Die Rolle Josef Stalins wird von Russlands junger Generation abhängig von ihren politischen Präferenzen unterschiedlich eingeschätzt. Zwar sind sich alle jungen Menschen der stalinistischen Repressionen bewusst, denen die sowjetische Bevölkerung auch während des Krieges ausgesetzt waren. Ihre Bewertung des totalitären Herrschers unterscheidet sich aber je nach politischer Selbstverortung. Während regimekonforme junge Russen Stalins positiven Beitrag für den Sieg und den Wiederaufbau des Landes loben, kritisieren regimekritische Interviewte die exzessive Gewalt gegen die eigene Bevölkerung. Doch selbst sie betonen, Stalin habe einen wichtigen Beitrag für den Sieg im Zweiten Weltkrieg geleistet.

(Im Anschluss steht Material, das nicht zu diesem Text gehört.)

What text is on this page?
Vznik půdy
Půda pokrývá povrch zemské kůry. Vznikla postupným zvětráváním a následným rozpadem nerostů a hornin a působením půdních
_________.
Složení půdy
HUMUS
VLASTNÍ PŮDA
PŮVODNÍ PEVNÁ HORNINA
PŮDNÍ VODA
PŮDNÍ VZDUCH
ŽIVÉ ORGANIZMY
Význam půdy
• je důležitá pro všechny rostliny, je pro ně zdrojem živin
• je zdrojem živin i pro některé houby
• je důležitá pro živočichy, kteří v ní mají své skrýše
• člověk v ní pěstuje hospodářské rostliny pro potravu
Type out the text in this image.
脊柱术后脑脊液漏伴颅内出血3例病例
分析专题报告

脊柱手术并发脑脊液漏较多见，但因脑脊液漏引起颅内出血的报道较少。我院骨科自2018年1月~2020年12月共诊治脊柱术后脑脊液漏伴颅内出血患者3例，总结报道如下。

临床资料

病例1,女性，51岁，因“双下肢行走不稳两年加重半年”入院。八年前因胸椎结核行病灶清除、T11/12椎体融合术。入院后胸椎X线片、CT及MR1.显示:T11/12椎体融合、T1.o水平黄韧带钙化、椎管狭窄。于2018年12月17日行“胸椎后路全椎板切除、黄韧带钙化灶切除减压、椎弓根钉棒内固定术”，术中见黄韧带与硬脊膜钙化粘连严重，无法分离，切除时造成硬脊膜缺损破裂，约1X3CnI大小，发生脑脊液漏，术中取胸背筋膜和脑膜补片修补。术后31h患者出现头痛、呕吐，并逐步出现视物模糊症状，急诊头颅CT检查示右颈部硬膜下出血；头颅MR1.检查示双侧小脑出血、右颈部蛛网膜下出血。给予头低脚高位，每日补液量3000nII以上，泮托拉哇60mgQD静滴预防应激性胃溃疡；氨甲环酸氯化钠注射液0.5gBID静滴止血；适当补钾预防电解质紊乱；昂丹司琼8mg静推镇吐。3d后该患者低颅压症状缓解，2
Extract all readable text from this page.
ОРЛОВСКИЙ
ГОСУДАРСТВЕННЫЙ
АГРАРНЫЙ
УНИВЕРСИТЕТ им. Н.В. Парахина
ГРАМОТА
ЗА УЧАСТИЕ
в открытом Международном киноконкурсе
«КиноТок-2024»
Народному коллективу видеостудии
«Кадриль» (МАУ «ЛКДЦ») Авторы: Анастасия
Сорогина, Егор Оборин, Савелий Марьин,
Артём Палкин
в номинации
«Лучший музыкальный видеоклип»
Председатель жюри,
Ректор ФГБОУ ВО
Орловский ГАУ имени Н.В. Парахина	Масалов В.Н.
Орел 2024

In Abgrenzung oder Ergänzung zum staatlich zelebrierten Kriegsgedenken hatten russische Bürgerinnen und Bürger seit 2007 eine bemerkenswerte Form des persönlichen Erinnerns an den Zweiten Weltkrieg gefunden. In den anfänglich privat organisierten Gedenkmärsche des Unsterblichen Regiments gedachten sie ihrer Verwandten, die im Krieg gekämpft hatten. Seit 2015 allerdings sind diese Märsche Bestandteil des offiziellen Festprogramms. In Moskau zeigte sich Präsident Putin in der ersten Reihe des Unsterblichen Regiments. Auch jetzt verkündete Putin, dass die ebenfalls von den Absagen betroffenen Gedenkmärsche, die ihm ein besonderes Anliegen seien, nachgeholt werden. Die russische Führung lässt sich ungern die Deutungshoheit über das wichtigste Ereignis der russischen Geschichte aus der Hand nehmen.